Les consommateurs achètent de la viande dans une épicerie Safeway alors que l'inflation continue de croître à Annapolis, dans le Maryland.
En Tunisie, la vigueur du dollar et la forte hausse des prix des céréales et de l'énergie devraient creuser le déficit budgétaire du pays à 9,7% du PIB cette année, contre 6,7% initialement prévu, a déclaré le gouverneur de la banque centrale, Marouan Abassi.
D'ici la fin de l'année, l'encours de la dette publique du pays devrait atteindre 114,1 milliards de dinars (35,9 milliards de dollars), soit 82,6 % de son PIB. La Tunisie se dirige vers le défaut de paiement si la détérioration actuelle de ses finances se poursuit, a averti la banque d'investissement Morgan Stanley en mars.

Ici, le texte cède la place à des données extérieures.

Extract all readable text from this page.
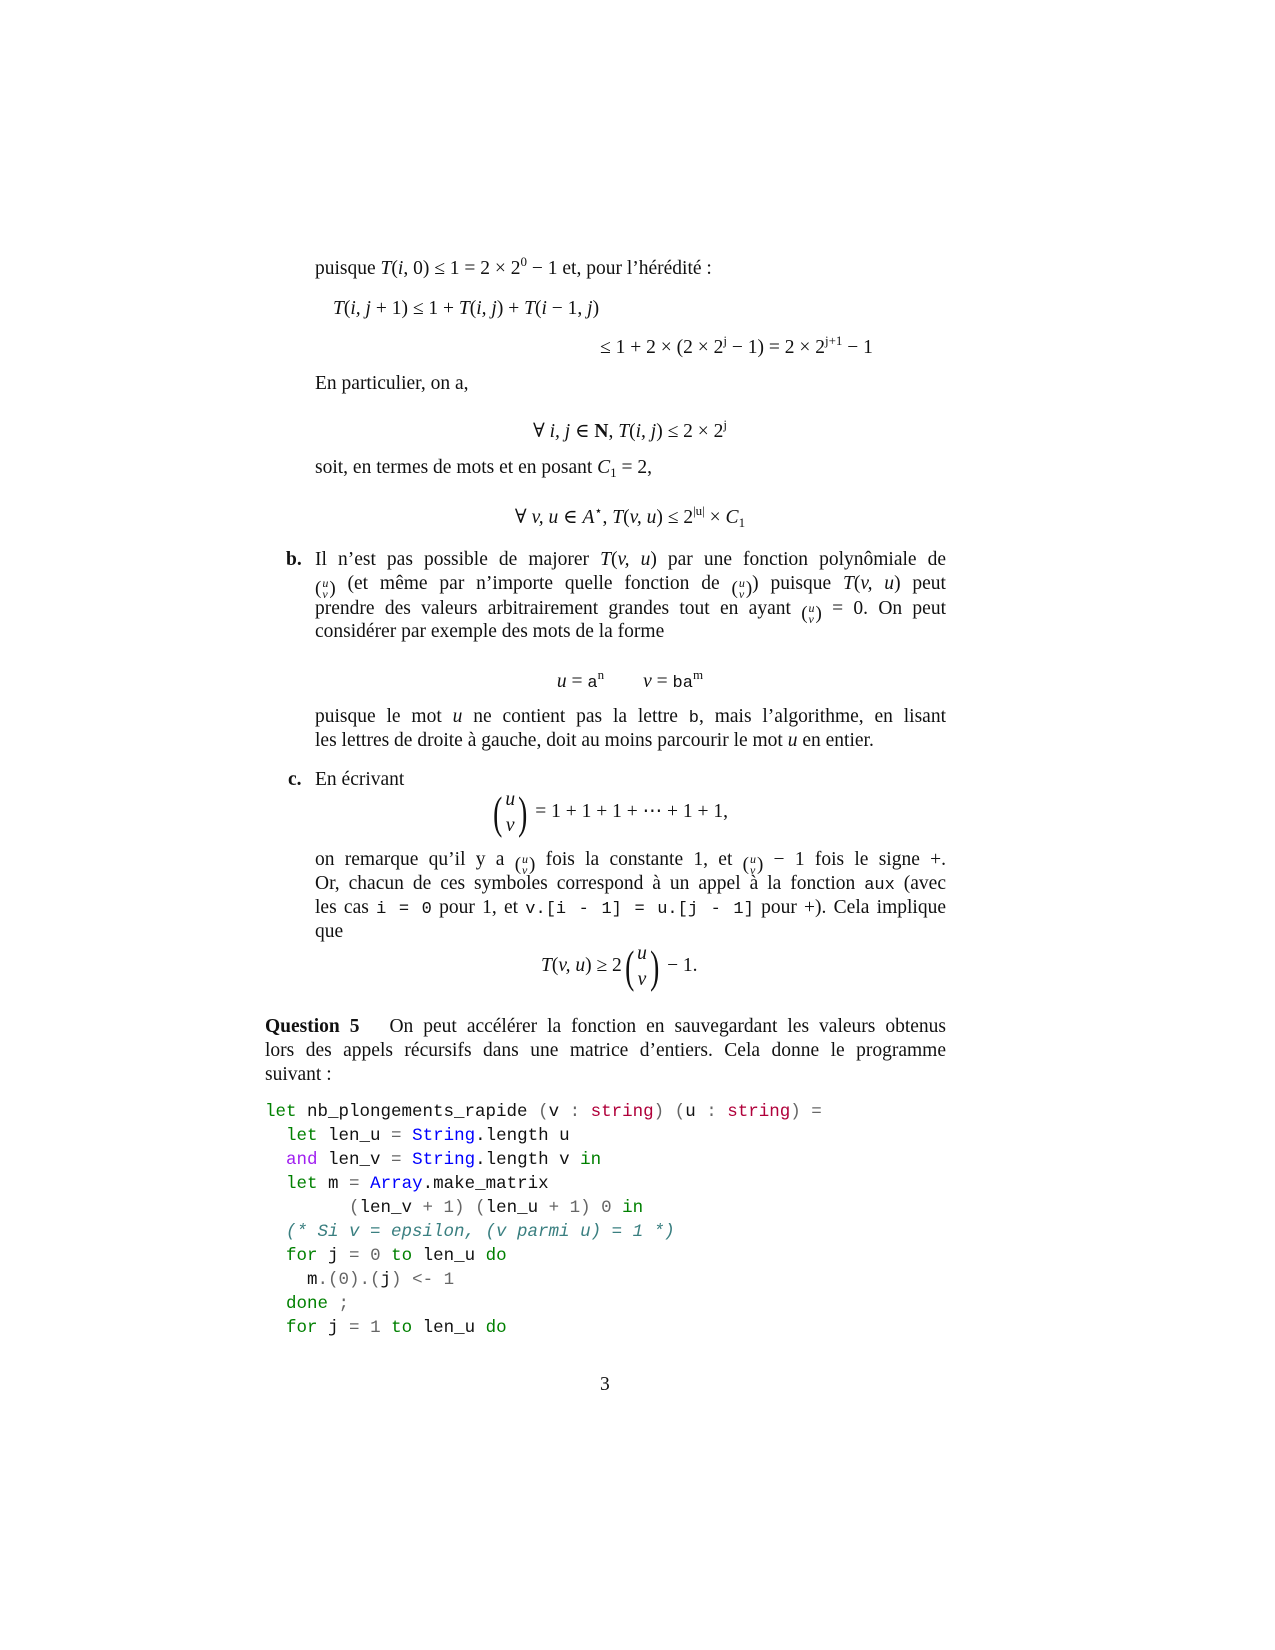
puisque T(i, $0) \le 1 = 2 \times 2^0 - 1$ et, pour l’hérédité :
T(i, j + 1) ≤ 1 + T(i, j) + T(i − 1, j)
≤ $1 + 2 \times (2 \times 2^j - 1) = 2 \times 2^{j+1} - 1$
En particulier, on a,
∀ i, j ∈ N, T(i, $j) \le 2 \times 2^j$
soit, en termes de mots et en posant $C_1 = 2$,
∀ v, u ∈ A⋆, T(v, $u) \le 2^{|u|} \times C_1$
b. Il n’est pas possible de majorer T(v, u) par une fonction polynômiale de
( u
v ) (et même par n’importe quelle fonction de ( u
v ) ) puisque T(v, u) peut
prendre des valeurs arbitrairement grandes tout en ayant ( u
v ) = 0. On peut
considérer par exemple des mots de la forme
$u = a^n$ $v = ba^m$
puisque le mot u ne contient pas la lettre b, mais l’algorithme, en lisant
les lettres de droite à gauche, doit au moins parcourir le mot u en entier.
c. En écrivant
( u
v ) = 1 + 1 + 1 + ⋯ + 1 + 1,
on remarque qu’il y a ( u
v ) fois la constante 1, et ( u
v ) − 1 fois le signe +.
Or, chacun de ces symboles correspond à un appel à la fonction aux (avec
les cas i = 0 pour 1, et v.[i - 1] = u.[j - 1] pour +). Cela implique
que
T(v, u) ≥ 2 ( u
v ) − 1.
Question 5   On peut accélérer la fonction en sauvegardant les valeurs obtenus
lors des appels récursifs dans une matrice d’entiers. Cela donne le programme
suivant :
let nb_plongements_rapide (v : string) (u : string) =
let len_u = String.length u
and len_v = String.length v in
let m = Array.make_matrix
(len_v + 1) (len_u + 1) 0 in
(* Si v = epsilon, (v parmi u) = 1 *)
for j = 0 to len_u do
m.(0).(j) <- 1
done ;
for j = 1 to len_u do
3
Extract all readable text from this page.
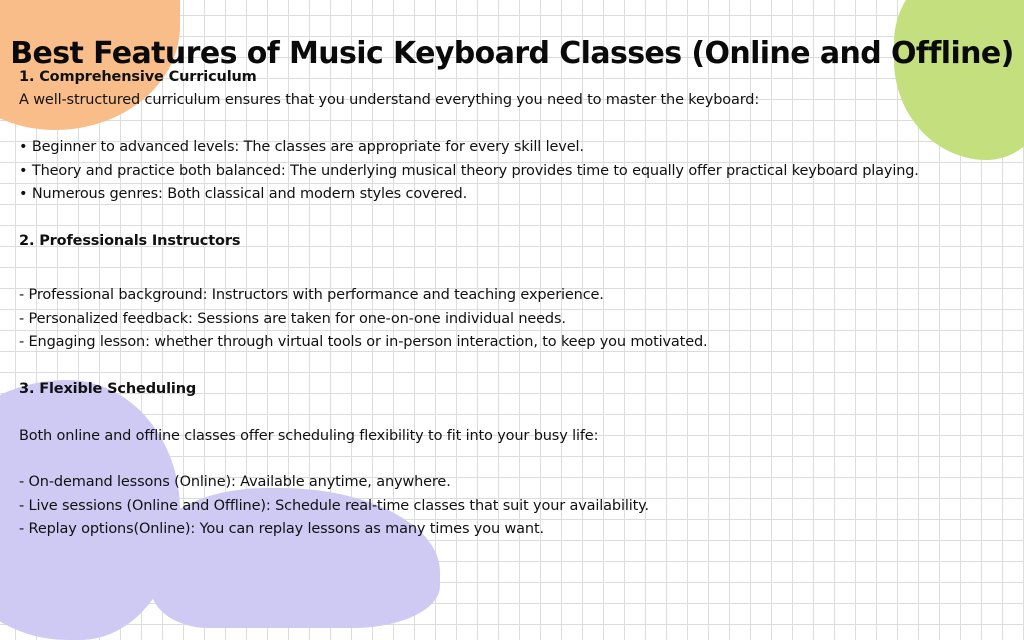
Best Features of Music Keyboard Classes (Online and Offline)

1. Comprehensive Curriculum

A well-structured curriculum ensures that you understand everything you need to master the keyboard:

• Beginner to advanced levels: The classes are appropriate for every skill level.

• Theory and practice both balanced: The underlying musical theory provides time to equally offer practical keyboard playing.

• Numerous genres: Both classical and modern styles covered.

2. Professionals Instructors

- Professional background: Instructors with performance and teaching experience.

- Personalized feedback: Sessions are taken for one-on-one individual needs.

- Engaging lesson: whether through virtual tools or in-person interaction, to keep you motivated.

3. Flexible Scheduling

Both online and offline classes offer scheduling flexibility to fit into your busy life:

- On-demand lessons (Online): Available anytime, anywhere.

- Live sessions (Online and Offline): Schedule real-time classes that suit your availability.

- Replay options(Online): You can replay lessons as many times you want.
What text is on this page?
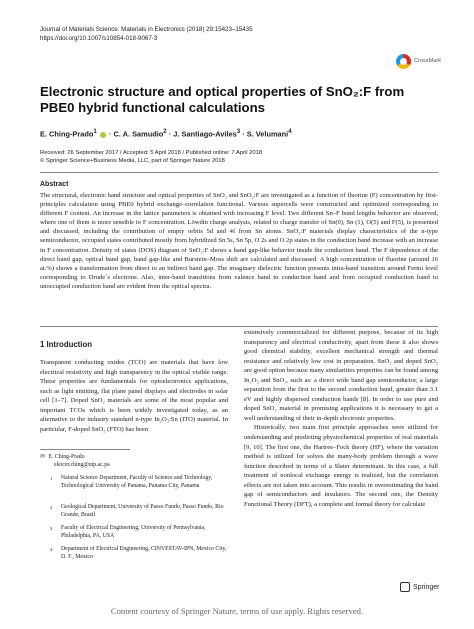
Journal of Materials Science: Materials in Electronics (2018) 29:15423–15435
https://doi.org/10.1007/s10854-018-9067-3
CrossMark
Electronic structure and optical properties of SnO₂:F from PBE0 hybrid functional calculations
E. Ching‑Prado$^1$  · C. A. Samudio$^2$ · J. Santiago‑Aviles$^3$ · S. Velumani$^4$
Received: 26 September 2017 / Accepted: 5 April 2018 / Published online: 7 April 2018
© Springer Science+Business Media, LLC, part of Springer Nature 2018
Abstract
The structural, electronic band structure and optical properties of SnO₂ and SnO₂:F are investigated as a function of fluorine (F) concentration by first-principles calculation using PBE0 hybrid exchange–correlation functional. Various supercells were constructed and optimized corresponding to different F content. An increase in the lattice parameters is obtained with increasing F level. Two different Sn–F bond lengths behavior are observed, where one of them is more sensible to F concentration. Löwdin charge analysis, related to charge transfer of Sn(0), Sn (1), O(5) and F(5), is presented and discussed, including the contribution of empty orbits 5d and 4f from Sn atoms. SnO₂:F materials display characteristics of the n-type semiconductor, occupied states contributed mostly from hybridized Sn 5s, Sn 5p, O 2s and O 2p states in the conduction band increase with an increase in F concentration. Density of states (DOS) diagram of SnO₂:F shows a band gap-like behavior inside the conduction band. The F dependence of the direct band gap, optical band gap, band gap-like and Burstein–Moss shift are calculated and discussed. A high concentration of fluorine (around 16 at.%) shows a transformation from direct to an indirect band gap. The imaginary dielectric function presents intra-band transition around Fermi level corresponding to Drude´s electrons. Also, inter-band transitions from valence band to conduction band and from occupied conduction band to unoccupied conduction band are evident from the optical spectra.
1 Introduction

Transparent conducting oxides (TCO) are materials that have low electrical resistivity and high transparency in the optical visible range. These properties are fundamentals for optoelectronics applications, such as light emitting, flat plane panel displays and electrodes in solar cell [1–7]. Doped SnO₂ materials are some of the most popular and important TCOs which is been widely investigated today, as an alternative to the industry standard n-type In₂O₃:Sn (ITO) material. In particular, F-doped SnO₂ (FTO) has been

extensively commercialized for different purpose, because of its high transparency and electrical conductivity, apart from these it also shows good chemical stability, excellent mechanical strength and thermal resistance and relatively low cost in preparation. SnO₂ and doped SnO₂ are good option because many similarities properties can be found among In₂O₃ and SnO₂, such as: a direct wide band gap semiconductor, a large separation from the first to the second conduction band, greater than 3.1 eV and highly dispersed conduction bands [8]. In order to use pure and doped SnO₂ material in promising applications it is necessary to get a well understanding of their in-depth electronic properties.

Historically, two main first principle approaches were utilized for understanding and predicting physiochemical properties of real materials [9, 10]. The first one, the Hartree–Fock theory (HF), where the variation method is utilized for solves the many-body problem through a wave function described in terms of a Slater determinant. In this case, a full treatment of nonlocal exchange energy is realized, but the correlation effects are not taken into account. This results in overestimating the band gap of semiconductors and insulators. The second one, the Density Functional Theory (DFT), a complete and formal theory for calculate

✉ E. Ching‑Prado
eleicer.ching@utp.ac.pa
1	Natural Science Department, Faculty of Science and Technology, Technological University of Panama, Panama City, Panama
2	Geological Department, University of Passo Fundo, Passo Fundo, Rio Grande, Brazil
3	Faculty of Electrical Engineering, University of Pennsylvania, Philadelphia, PA, USA
4	Department of Electrical Engineering, CINVESTAV-IPN, Mexico City, D. F., Mexico
Springer
Content courtesy of Springer Nature, terms of use apply. Rights reserved.
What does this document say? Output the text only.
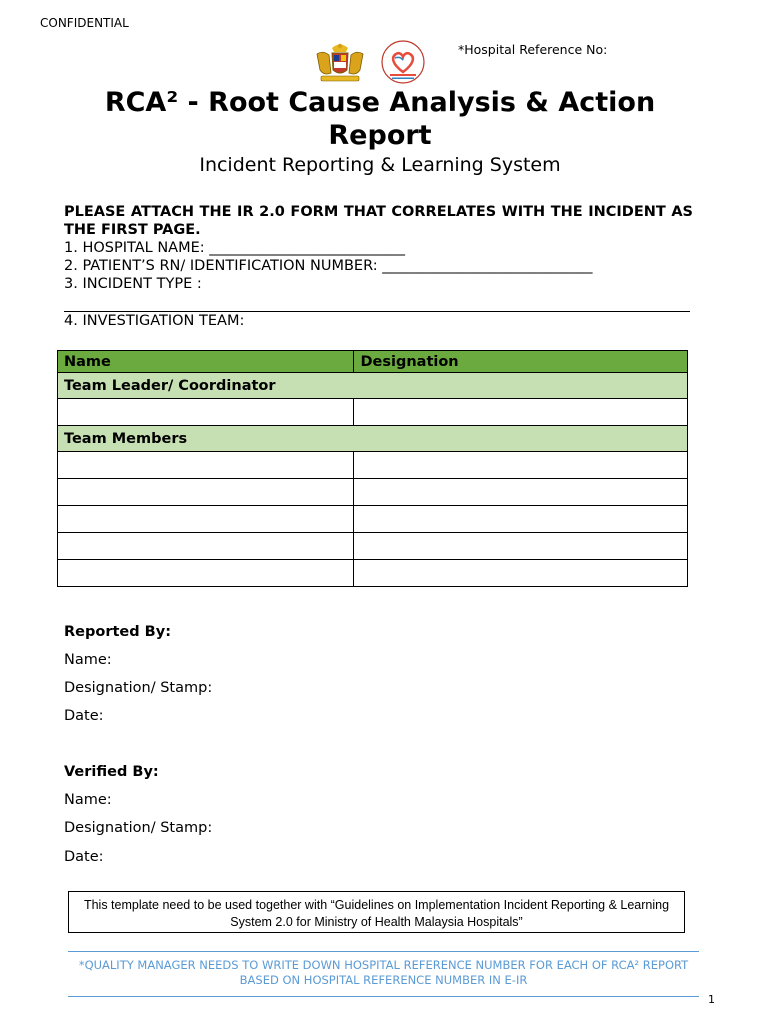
CONFIDENTIAL
*Hospital Reference No:
RCA² - Root Cause Analysis & Action Report
Incident Reporting & Learning System
PLEASE ATTACH THE IR 2.0 FORM THAT CORRELATES WITH THE INCIDENT AS THE FIRST PAGE.
1. HOSPITAL NAME: ___________________________
2. PATIENT’S RN/ IDENTIFICATION NUMBER: _____________________________
3. INCIDENT TYPE :
4. INVESTIGATION TEAM:
Name	Designation
Team Leader/ Coordinator	

Team Members	

Reported By:
Name:
Designation/ Stamp:
Date:
Verified By:
Name:
Designation/ Stamp:
Date:
This template need to be used together with “Guidelines on Implementation Incident Reporting & Learning System 2.0 for Ministry of Health Malaysia Hospitals”
*QUALITY MANAGER NEEDS TO WRITE DOWN HOSPITAL REFERENCE NUMBER FOR EACH OF RCA² REPORT BASED ON HOSPITAL REFERENCE NUMBER IN E-IR
1
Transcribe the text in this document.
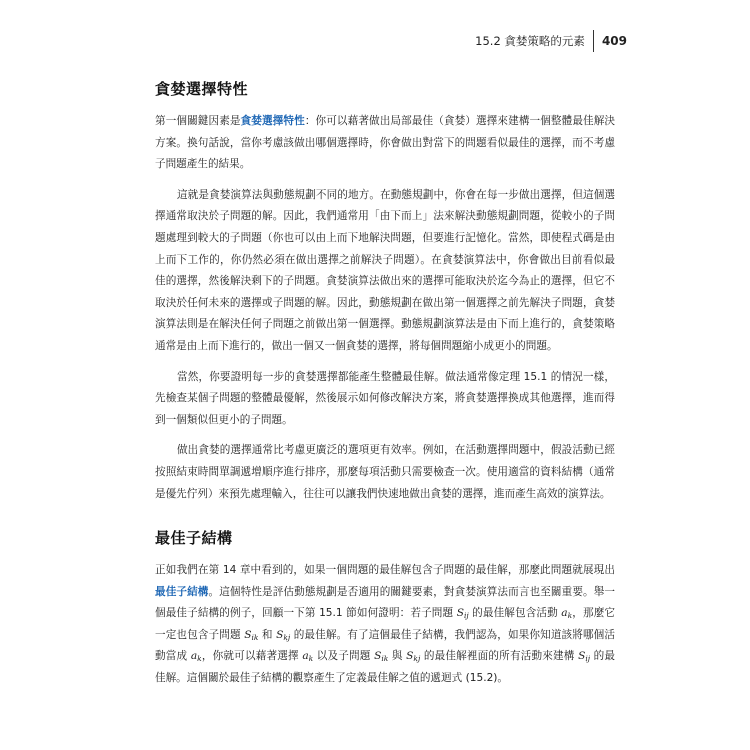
15.2 貪婪策略的元素	409
貪婪選擇特性

第一個關鍵因素是貪婪選擇特性：你可以藉著做出局部最佳（貪婪）選擇來建構一個整體最佳解決方案。換句話說，當你考慮該做出哪個選擇時，你會做出對當下的問題看似最佳的選擇，而不考慮子問題產生的結果。

這就是貪婪演算法與動態規劃不同的地方。在動態規劃中，你會在每一步做出選擇，但這個選擇通常取決於子問題的解。因此，我們通常用「由下而上」法來解決動態規劃問題，從較小的子問題處理到較大的子問題（你也可以由上而下地解決問題，但要進行記憶化。當然，即使程式碼是由上而下工作的，你仍然必須在做出選擇之前解決子問題）。在貪婪演算法中，你會做出目前看似最佳的選擇，然後解決剩下的子問題。貪婪演算法做出來的選擇可能取決於迄今為止的選擇，但它不取決於任何未來的選擇或子問題的解。因此，動態規劃在做出第一個選擇之前先解決子問題，貪婪演算法則是在解決任何子問題之前做出第一個選擇。動態規劃演算法是由下而上進行的，貪婪策略通常是由上而下進行的，做出一個又一個貪婪的選擇，將每個問題縮小成更小的問題。

當然，你要證明每一步的貪婪選擇都能產生整體最佳解。做法通常像定理 15.1 的情況一樣，先檢查某個子問題的整體最優解，然後展示如何修改解決方案，將貪婪選擇換成其他選擇，進而得到一個類似但更小的子問題。

做出貪婪的選擇通常比考慮更廣泛的選項更有效率。例如，在活動選擇問題中，假設活動已經按照結束時間單調遞增順序進行排序，那麼每項活動只需要檢查一次。使用適當的資料結構（通常是優先佇列）來預先處理輸入，往往可以讓我們快速地做出貪婪的選擇，進而產生高效的演算法。

最佳子結構

正如我們在第 14 章中看到的，如果一個問題的最佳解包含子問題的最佳解，那麼此問題就展現出最佳子結構。這個特性是評估動態規劃是否適用的關鍵要素，對貪婪演算法而言也至關重要。舉一個最佳子結構的例子，回顧一下第 15.1 節如何證明：若子問題 $S_{ij}$ 的最佳解包含活動 $a_k$，那麼它一定也包含子問題 $S_{ik}$ 和 $S_{kj}$ 的最佳解。有了這個最佳子結構，我們認為，如果你知道該將哪個活動當成 $a_k$，你就可以藉著選擇 $a_k$ 以及子問題 $S_{ik}$ 與 $S_{kj}$ 的最佳解裡面的所有活動來建構 $S_{ij}$ 的最佳解。這個關於最佳子結構的觀察產生了定義最佳解之值的遞迴式 (15.2)。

L'inflation annuelle en Turquie a atteint un niveau record de 79,6 % en juillet, son plus haut niveau en 24 ans. Un dollar valait 18,09 livres turques le 21 août, soit une perte de valeur de 100 % par rapport à l'année précédente, où le taux de change était de 8,45 livres pour un dollar.
Malgré les efforts du gouvernement, notamment l’augmentation du salaire minimum pour protéger la population des difficultés financières provoquées par une forte inflation, les Turcs ont du mal à joindre les deux bouts.
Tuncay Yuksel, propriétaire d'une friperie à Ankara, a déclaré que sa famille avait rayé des produits alimentaires tels que la viande et les produits laitiers de ses listes de courses en raison de la flambée des prix depuis le début de l'année.
« Tout est devenu plus cher et le pouvoir d'achat des citoyens a considérablement diminué », a déclaré Yuksel, cité par l'agence de presse Xinhua. « Certaines personnes n'ont plus les moyens de subvenir à leurs besoins essentiels. »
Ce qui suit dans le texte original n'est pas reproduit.